No es una, sino tres. El sistema de fronteras y asilo europeo está a punto de colapsar. Decenas de miles de personas se hallan deambulando entre Grecia y los Balcanes a la espera de encontrar el portillo hacia un país que les acepte como asilados. Un país como Siria, que constituía una pieza crucial en el sistema de equilibrios de poder en Oriente Próximo, está a punto de desaparecer.

Europa se ha construido de crisis en crisis según la doctrina ya tópica del más ortodoxo europeísmo. Pero esta doctrina se halla ahora sometida a una prueba de tensión extrema, porque no es una crisis sino tres arracimadas las que enfrenta, justo cuando apenas quedan instrumentos nacionales para que actúe por su cuenta cada uno de los Estados socios y todavía no hay ni un atisbo de instrumentos para resolverlas de forma conjunta a través de las instituciones de la UE.

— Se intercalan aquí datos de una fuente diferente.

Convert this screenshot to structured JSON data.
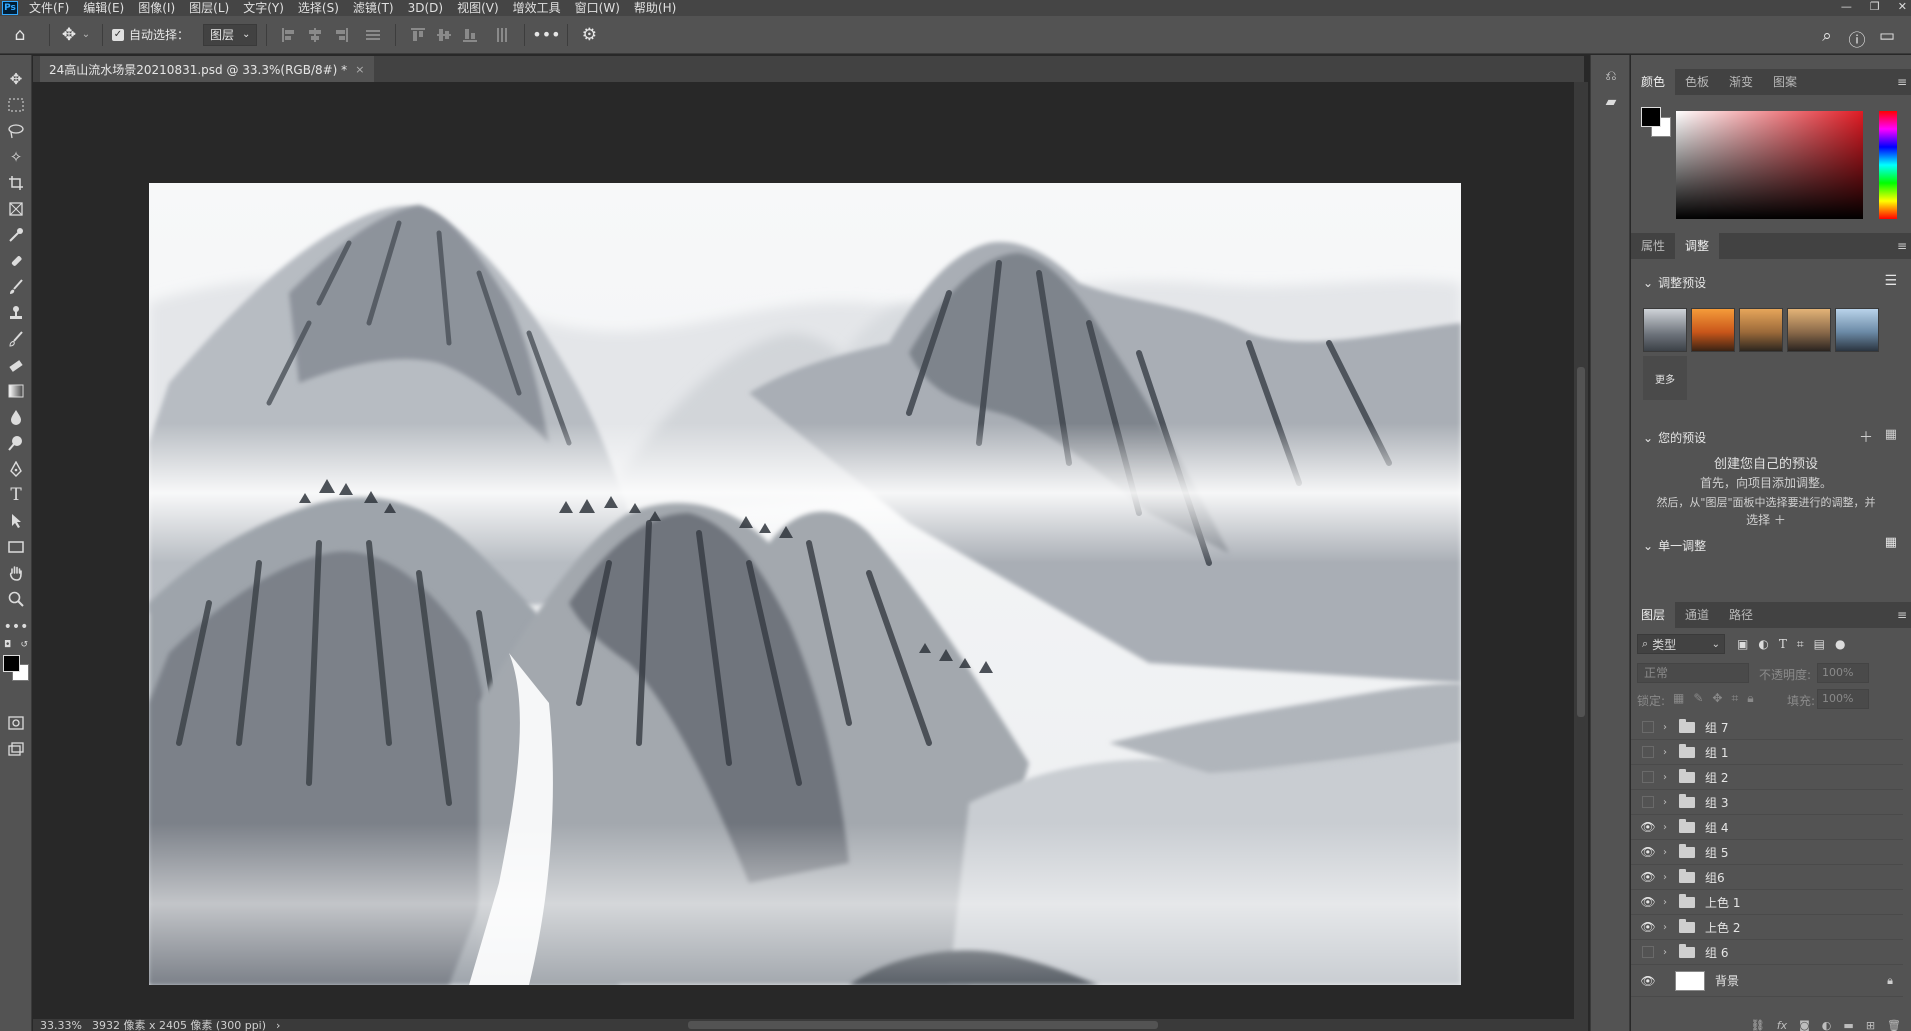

Las tres crisis se hallan encadenadas en el tiempo y en el espacio como las cuentas de un rosario: primero Siria, luego las masas de refugiados y finalmente la implosión del sistema de fronteras europeo. Y las tres interpelan a los europeos y a sus instituciones respecto a sus responsabilidades: ante la desaparición de un país vecino que se traduce en un caos geopolítico devastador; ante el destino de miles de refugiados desprotegidos y desatendidos, que son castigados y rechazados en países como Hungría y no obtienen suficiente protección ni atención en los otros países que utilizan como corredores en su huida; y ante el desmoronamiento del sistema de Schengen y el regreso, de momento eventual, a la Europa anterior a la libre circulación de personas del Mercado Único alcanzada en 1993.

La reacción europea ante la triple crisis es parcial, rácana y alicorta. Aunque Alemania está dispuesta a admitir hasta un millón de refugiados este año, los ministros del Interior de la UE no han sido capaces de superar la cifra ridícula de 40.000 inicialmente propuesta. Ya no sirve el entero edificio de la actual política de asilo, que deja la iniciativa al cargo de los Estados, y se necesitará tiempo para conseguir los consensos mínimos para su reconstrucción. Apenas se habla y menos se hace respecto a la resolución del problema en origen, es decir, la creación de zonas seguras en Siria que permita regresar a los refugiados, y luego el fin de la dictadura y la estabilización de la región: eso exigiría de Europa una política exterior y de defensa que no ha querido tener y los medios militares para la acción de los que no dispone.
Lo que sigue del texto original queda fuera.